Tikhonov took up skis only in high school: after graduation, however, he did not go to a sports college, but preferred to learn the skills of a bricklayer. Being a member of the vocational school team, Alexander was noticed by the regional skiing team coaches, and later by coaches of the Soviet national team.

Yet Tikhonov would not become a member of the national team because a foot injury prevented him from going to the world championships. Instead, Alexander went to Estonia for treatment and recuperation, the same place where Soviet national team of biathletes was training at that time. 

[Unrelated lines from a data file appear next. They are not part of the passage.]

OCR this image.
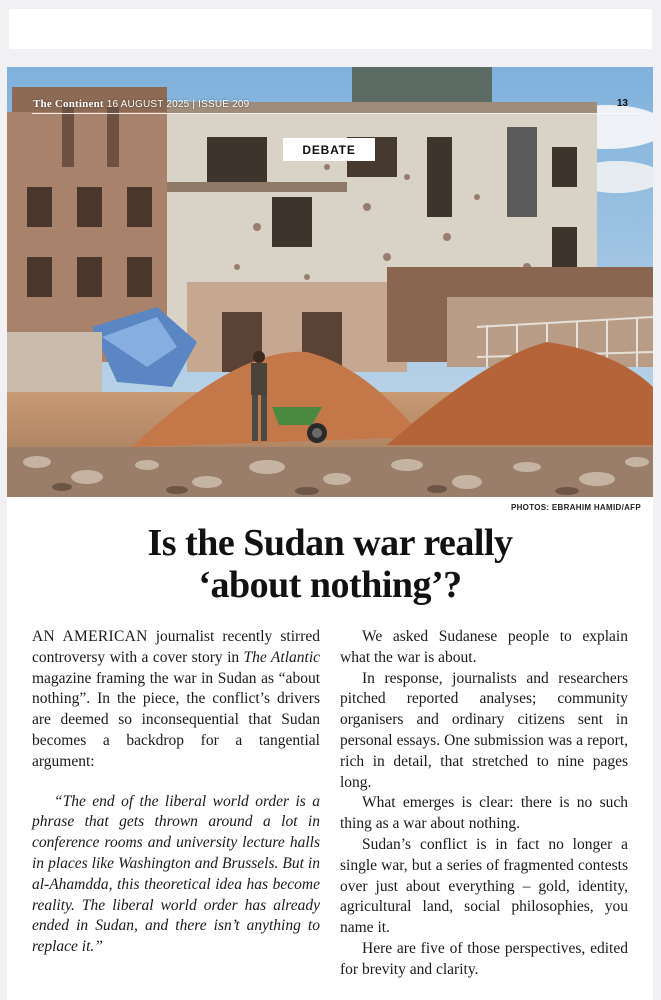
The Continent 16 AUGUST 2025 | ISSUE 209	13
DEBATE
PHOTOS: EBRAHIM HAMID/AFP
Is the Sudan war really
‘about nothing’?

AN AMERICAN journalist recently stirred controversy with a cover story in The Atlantic magazine framing the war in Sudan as “about nothing”. In the piece, the conflict’s drivers are deemed so inconsequential that Sudan becomes a backdrop for a tangential argument:

“The end of the liberal world order is a phrase that gets thrown around a lot in conference rooms and university lecture halls in places like Washington and Brussels. But in al-Ahamdda, this theoretical idea has become reality. The liberal world order has already ended in Sudan, and there isn’t anything to replace it.”

We asked Sudanese people to explain what the war is about.

In response, journalists and researchers pitched reported analyses; community organisers and ordinary citizens sent in personal essays. One submission was a report, rich in detail, that stretched to nine pages long.

What emerges is clear: there is no such thing as a war about nothing.

Sudan’s conflict is in fact no longer a single war, but a series of fragmented contests over just about everything – gold, identity, agricultural land, social philosophies, you name it.

Here are five of those perspectives, edited for brevity and clarity.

This very trip decided the fate of the great champion. The young man from Chelyabinsk Oblast picked up the rifle and stuck to it for another 14 years, in which he managed to break all records in this field of sports.

He became a four-time Olympic champion, the silver medalist of the 1968 Winter Olympic Games in Grenoble, and 11-time world champion, and a 15-time champion of the Soviet Union. For a long time, Tikhonov was the chairman of the Russian Biathlon Union, and he also headed the International Biathlon Union from 2002 to 2009.

“I do not give forecasts, as I am rarely wrong, and I have bad premonitions as to our medal-winning prospects so far,” Tikhonov told RIR.